From the Forbes article:

Hometown Holdouts have drawn the line at becoming the next Nobu or Shake Shack, available in almost every major world city. Why are they reluctant to grow too big:

Family. Many want to keep things under control, for personal reasons, like the ability to spend time with their kids and spouses — and involve them in the business.

Manageability. Not everyone has what it takes to oversee an empire. Hometown Holdouts want their places to be a manageable size, especially now that it’s gotten hard to find qualified cooks and wait staff.

Quality. These eagle-eyed proprietors are constantly monitoring the quality of everything they serve, with the ingredients often coming from purveyors whom they’ve helped get on their feet.
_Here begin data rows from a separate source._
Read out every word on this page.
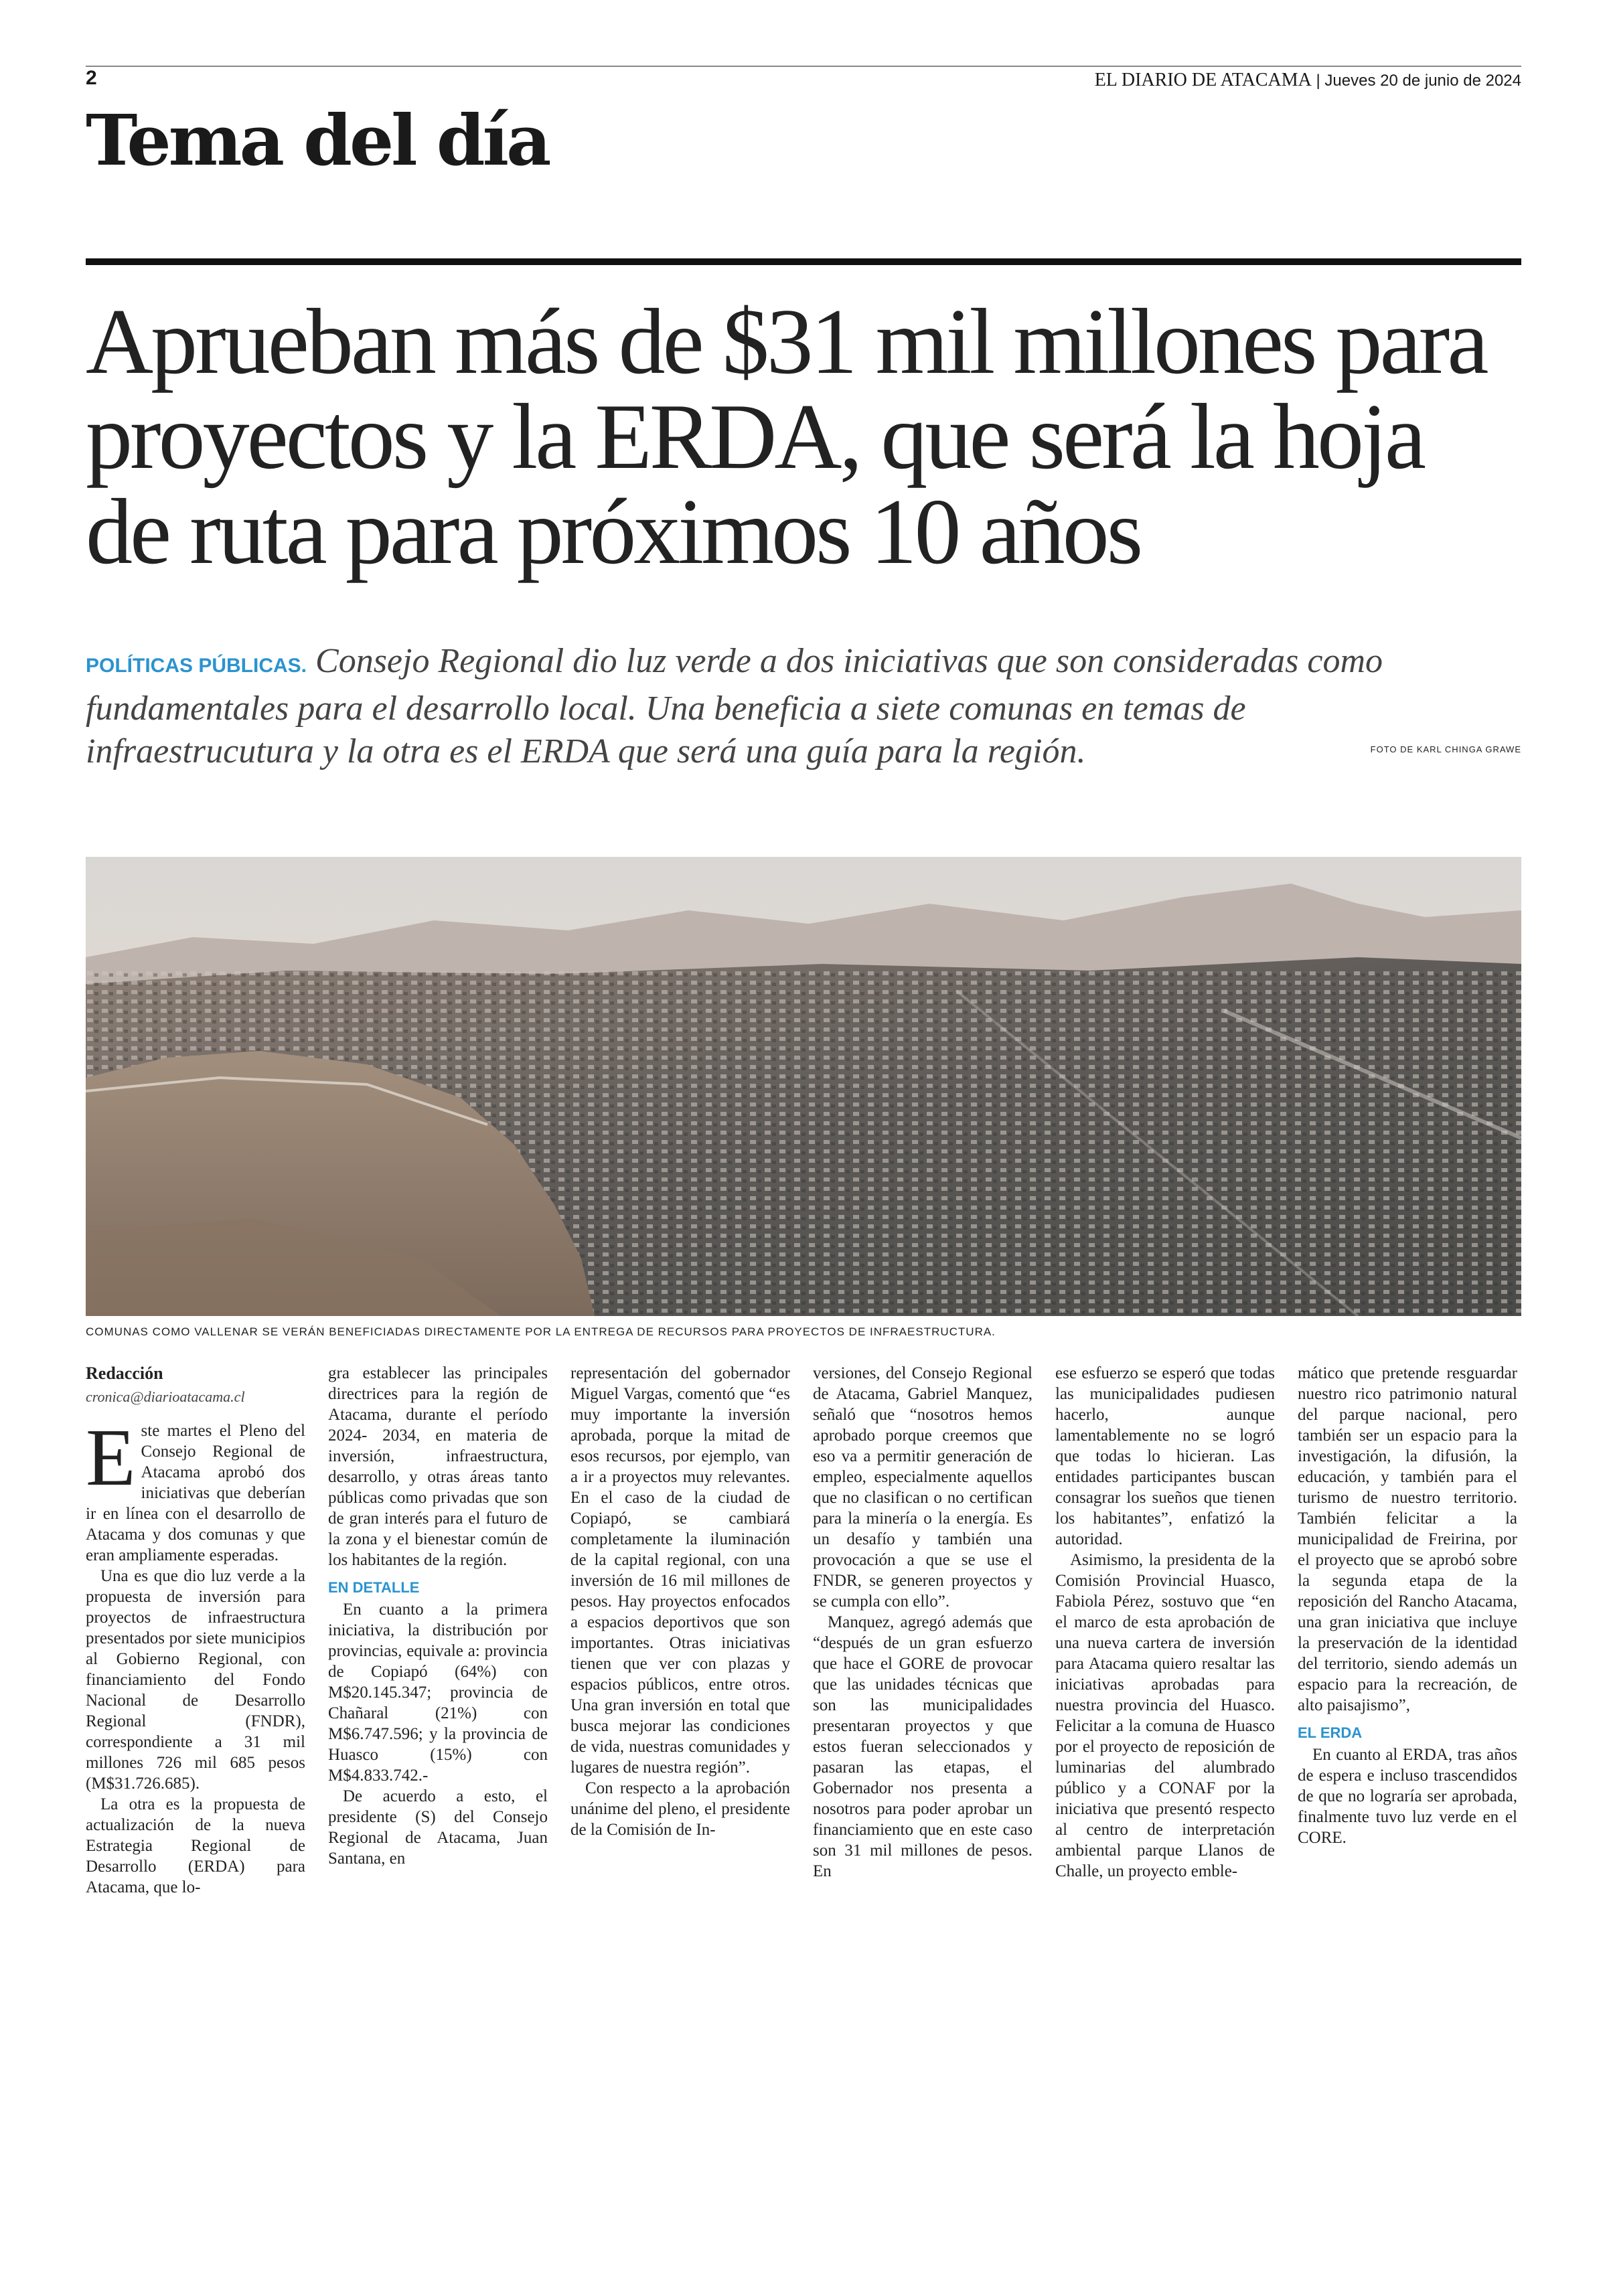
2	EL DIARIO DE ATACAMA | Jueves 20 de junio de 2024
Tema del día
Aprueban más de $31 mil millones para proyectos y la ERDA, que será la hoja de ruta para próximos 10 años
POLÍTICAS PÚBLICAS. Consejo Regional dio luz verde a dos iniciativas que son consideradas como fundamentales para el desarrollo local. Una beneficia a siete comunas en temas de infraestrucutura y la otra es el ERDA que será una guía para la región.	FOTO DE KARL CHINGA GRAWE
COMUNAS COMO VALLENAR SE VERÁN BENEFICIADAS DIRECTAMENTE POR LA ENTREGA DE RECURSOS PARA PROYECTOS DE INFRAESTRUCTURA.
Redacción
cronica@diarioatacama.cl

Este martes el Pleno del Consejo Regional de Atacama aprobó dos iniciativas que deberían ir en línea con el desarrollo de Atacama y dos comunas y que eran ampliamente esperadas.

Una es que dio luz verde a la propuesta de inversión para proyectos de infraestructura presentados por siete municipios al Gobierno Regional, con financiamiento del Fondo Nacional de Desarrollo Regional (FNDR), correspondiente a 31 mil millones 726 mil 685 pesos (M$31.726.685).

La otra es la propuesta de actualización de la nueva Estrategia Regional de Desarrollo (ERDA) para Atacama, que lo-

gra establecer las principales directrices para la región de Atacama, durante el período 2024- 2034, en materia de inversión, infraestructura, desarrollo, y otras áreas tanto públicas como privadas que son de gran interés para el futuro de la zona y el bienestar común de los habitantes de la región.

EN DETALLE

En cuanto a la primera iniciativa, la distribución por provincias, equivale a: provincia de Copiapó (64%) con M$20.145.347; provincia de Chañaral (21%) con M$6.747.596; y la provincia de Huasco (15%) con M$4.833.742.-

De acuerdo a esto, el presidente (S) del Consejo Regional de Atacama, Juan Santana, en

representación del gobernador Miguel Vargas, comentó que “es muy importante la inversión aprobada, porque la mitad de esos recursos, por ejemplo, van a ir a proyectos muy relevantes. En el caso de la ciudad de Copiapó, se cambiará completamente la iluminación de la capital regional, con una inversión de 16 mil millones de pesos. Hay proyectos enfocados a espacios deportivos que son importantes. Otras iniciativas tienen que ver con plazas y espacios públicos, entre otros. Una gran inversión en total que busca mejorar las condiciones de vida, nuestras comunidades y lugares de nuestra región”.

Con respecto a la aprobación unánime del pleno, el presidente de la Comisión de In-

versiones, del Consejo Regional de Atacama, Gabriel Manquez, señaló que “nosotros hemos aprobado porque creemos que eso va a permitir generación de empleo, especialmente aquellos que no clasifican o no certifican para la minería o la energía. Es un desafío y también una provocación a que se use el FNDR, se generen proyectos y se cumpla con ello”.

Manquez, agregó además que “después de un gran esfuerzo que hace el GORE de provocar que las unidades técnicas que son las municipalidades presentaran proyectos y que estos fueran seleccionados y pasaran las etapas, el Gobernador nos presenta a nosotros para poder aprobar un financiamiento que en este caso son 31 mil millones de pesos. En

ese esfuerzo se esperó que todas las municipalidades pudiesen hacerlo, aunque lamentablemente no se logró que todas lo hicieran. Las entidades participantes buscan consagrar los sueños que tienen los habitantes”, enfatizó la autoridad.

Asimismo, la presidenta de la Comisión Provincial Huasco, Fabiola Pérez, sostuvo que “en el marco de esta aprobación de una nueva cartera de inversión para Atacama quiero resaltar las iniciativas aprobadas para nuestra provincia del Huasco. Felicitar a la comuna de Huasco por el proyecto de reposición de luminarias del alumbrado público y a CONAF por la iniciativa que presentó respecto al centro de interpretación ambiental parque Llanos de Challe, un proyecto emble-

mático que pretende resguardar nuestro rico patrimonio natural del parque nacional, pero también ser un espacio para la investigación, la difusión, la educación, y también para el turismo de nuestro territorio. También felicitar a la municipalidad de Freirina, por el proyecto que se aprobó sobre la segunda etapa de la reposición del Rancho Atacama, una gran iniciativa que incluye la preservación de la identidad del territorio, siendo además un espacio para la recreación, de alto paisajismo”,

EL ERDA

En cuanto al ERDA, tras años de espera e incluso trascendidos de que no lograría ser aprobada, finalmente tuvo luz verde en el CORE.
Community. Hometown Holdouts are a key part of their communities, benefiting from their customers’ loyalty and giving back to the places where they’ve put down roots. Many of these entrepreneurs aren’t from the places they’re based, but they found cities that they wanted to call home.

Visibility. In another time, Hometown Holdouts would be known primarily in their locations. But the Web, television, radio and social media, as well as the explosion in food related travel, allow people to find them.

$.75 Jem

Jiffy Mix

Jiffy

Small product….great company.

Chelsea Milling Co.(Jiffy Mix) recently announced a $35M expansion:

http://www.mlive.com/news/ann-arbor/index.ssf/2015/12/jiffy_mix_moving_forward_with.html#incart_most-read_news_article

Key points from the article –

  • Howdy Holmes is the 4th generation owner of the $130M company
  • A box of Jiffy Mix is about $.75 in the grocery store
  • Expansion into institutional and food service markets
  • In house printing of all packaging and mills its own flour
  • Minimal advertising budget
  • Smart workforce management

Chelsea would be (or is a) great business case study.

https://www.jiffymix.com/

Relationships

Business Value

relationship

While looking though some old photos I came across a photo of Ray and myself. We had known each other from high school….and when I returned to Muskegon…. discovered we were both in the home furnishings business.

At that time, there were many competitors in that business segment….three large and the rest of us medium size….competing it seems for each others business. 

While we were competitors….Ray and I….along with several other businesses developed a cordial relationship. If one of us needed a table….frame….or carpet padding to complete an order….we provided it….and than returned the same or  bought it at cost.

During our time in business….perhaps we didn’t realize it…..yet these relationships were a key business value. We did it because were willing to help each other.

That was good business and also the right thing to do.